Sunday, June 28, 2015

Some thoughts on planning




Anyone working in the IT industry has seen, heard or said this phrase more than once. Unfortunately, if you in operations then someone else's inability to plan more than likely DOES become your emergency.This remains true even in companies preaching DevOps. The larger and more complex the company, the greater the chances that there is a team somewhere, Operations, DevOps, whatever the name, who's workload is driven almost entirely by interrupts.

These teams often adopt Kanban as a means of making the problem visible but Kanban alone won't fix the problem. Kanban highlights the demands being made upon an operations team and can be useful in improving the work flow but the real problem is in planning.

DevOps at its heart is about collaboration between teams, avoiding silos etc. In a few startups DevOps results in single teams made up of developers and operations people who are in on the plan from the beginning and everyone gets to celebrate at the same time due to a common understanding of "done". At its best DevOps encourages an understanding that a feature is only completed when it is running in production and in the hands of the end user.

In far too many cases, however, companies proclaiming they are doing DevOps have not redefined their definition of "done". In these companies, development teams consider work done when the code builds successfully, or when QA has signed off on it. The task of making this run in production is not considered part of the development process, as a result, what is required to make and keep this running in production is often not part of the plan.

The need for planning is certainly understood by software development teams and forms an integral part of agile methodologies such as Scrum. Developers would revolt if they spent four hours in a planning meeting only to be told three days into a two week sprint, "forget the plan, something has come up and we need you to do this instead." Yet it is considered perfectly acceptable to assign tasks to an operations team towards the end of a two sprint for work that could easily have been predicted in planning.

DevOps Planning


Clearly there is a need for better planning. Many organizations seek to integrate operations people into development sprint planning sessions. This can help but too often discussion focuses around feature requirements from a code perspective and doesn't leave room for considerations of infrastructure. It is often discovered late in the sprint that a new feature requires a change to the Load Balancer for example and this becomes an emergency change for the operations team. To allow operations teams to plan and minimize interrupt driven work, it is necessary to ensure that they are involved in the earliest stages of design discussions.

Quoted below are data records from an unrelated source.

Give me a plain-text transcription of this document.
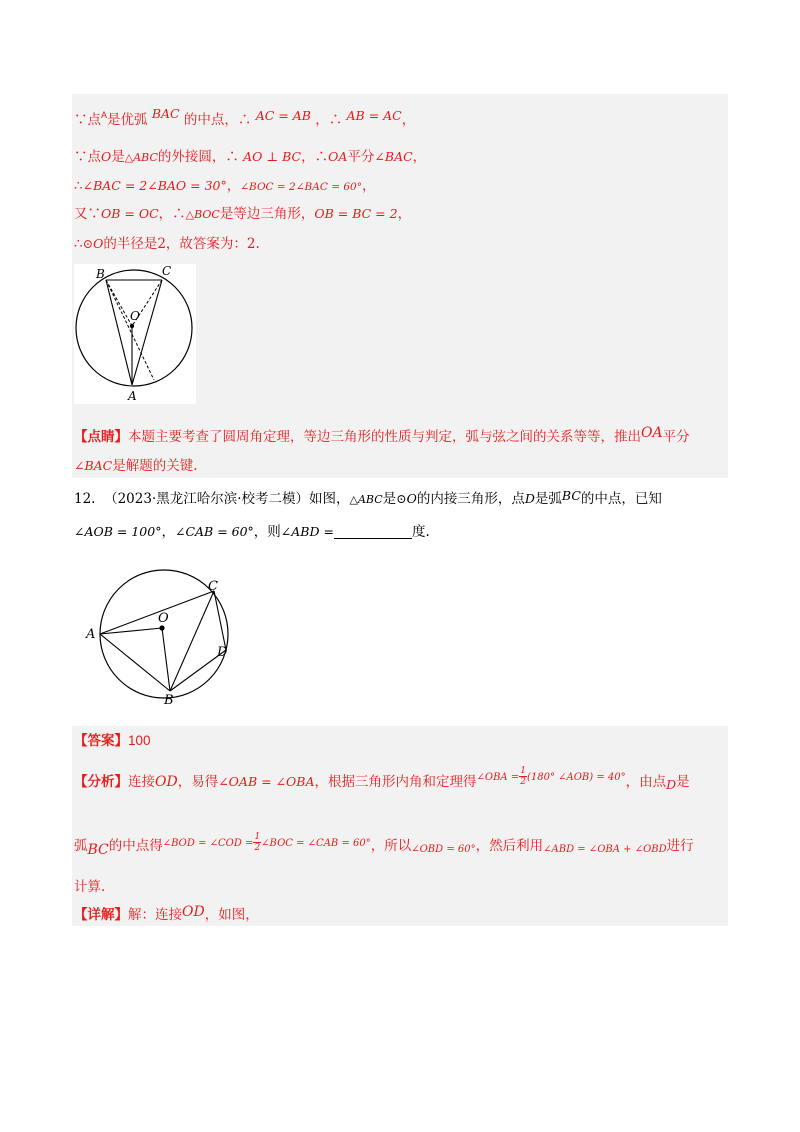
∵点$^A$是优弧 BAC 的中点，∴ AC = AB ，∴ AB = AC，
∵点O是△ABC的外接圆，∴ AO ⊥ BC，∴OA平分∠BAC，
∴∠BAC = 2∠BAO = 30°，∠BOC = 2∠BAC = 60°，
又∵OB = OC，∴△BOC是等边三角形，OB = BC = 2，
∴⊙O的半径是2，故答案为：2.
B	C
O
A
【点睛】本题主要考查了圆周角定理，等边三角形的性质与判定，弧与弦之间的关系等等，推出OA平分
∠BAC是解题的关键.
12. （2023·黑龙江哈尔滨·校考二模）如图，△ABC是⊙O的内接三角形，点D是弧BC的中点，已知
∠AOB = 100°，∠CAB = 60°，则∠ABD =	度.
A
O
C
D
B
【答案】100
【分析】连接OD，易得∠OAB = ∠OBA，根据三角形内角和定理得$^{\angle OBA =} \frac{1}{2} ^{(180^\circ \angle AOB) = 40^\circ}$，由点D是
弧BC的中点得$^{\angle BOD = \angle COD =} \frac{1}{2} ^{\angle BOC = \angle CAB = 60^\circ}$，所以∠OBD = 60°，然后利用∠ABD = ∠OBA + ∠OBD进行
计算.
【详解】解：连接OD，如图，
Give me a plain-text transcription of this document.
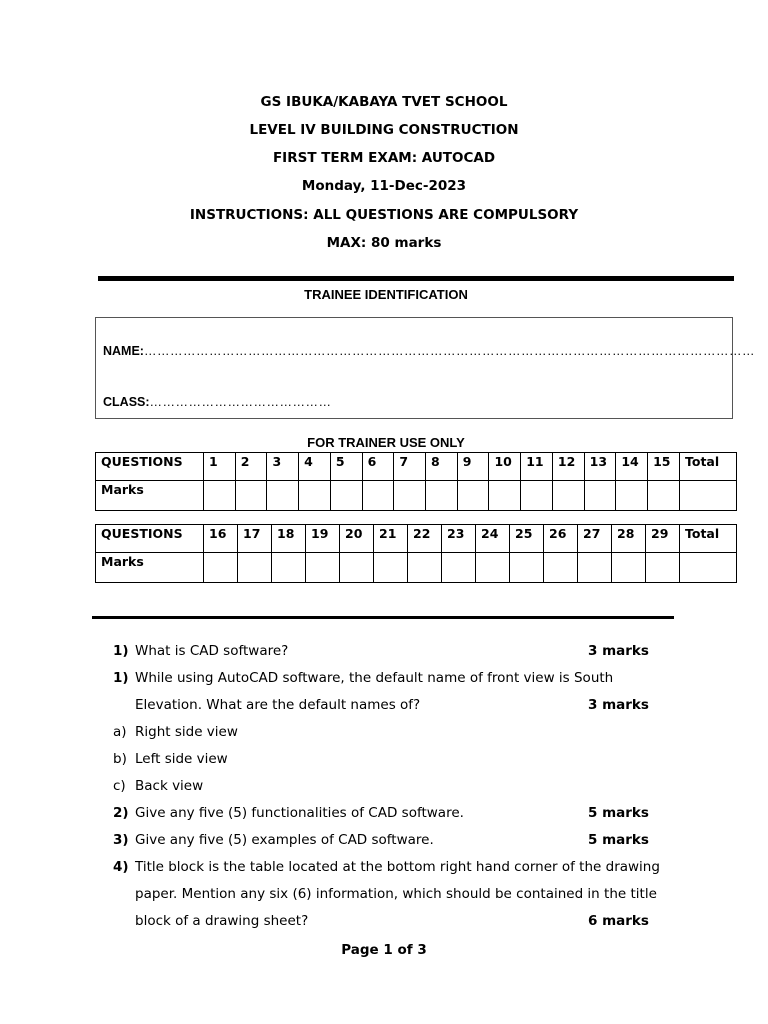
GS IBUKA/KABAYA TVET SCHOOL
LEVEL IV BUILDING CONSTRUCTION
FIRST TERM EXAM: AUTOCAD
Monday, 11-Dec-2023
INSTRUCTIONS: ALL QUESTIONS ARE COMPULSORY
MAX: 80 marks
TRAINEE IDENTIFICATION
NAME:……………………………………………………………………………………………………………………………
CLASS:……………………………………
FOR TRAINER USE ONLY
QUESTIONS	1	2	3	4	5	6	7	8	9	10	11	12	13	14	15	Total
Marks																
QUESTIONS	16	17	18	19	20	21	22	23	24	25	26	27	28	29	Total
Marks															
1) What is CAD software?	3 marks
1) While using AutoCAD software, the default name of front view is South
Elevation. What are the default names of?	3 marks
a) Right side view
b) Left side view
c) Back view
2) Give any five (5) functionalities of CAD software.	5 marks
3) Give any five (5) examples of CAD software.	5 marks
4) Title block is the table located at the bottom right hand corner of the drawing
paper. Mention any six (6) information, which should be contained in the title
block of a drawing sheet?	6 marks
Page 1 of 3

New features need to be considered in their entirety. Design discussions can not be limited to code implementation. How does the new feature integrate into the application as a whole? What configuration changes are required? Are there new ingress/egress points? Can the existing infrastructure serve the new feature and meet performance requirements? These are all questions that need to be considered as early as possible if we are to make our operations teams more proactive than reactive.





Sunday, June 21, 2015

Monitoring and Visibility

I have been thinking a lot recently about the role of monitoring in a DevOps role versus traditional operations.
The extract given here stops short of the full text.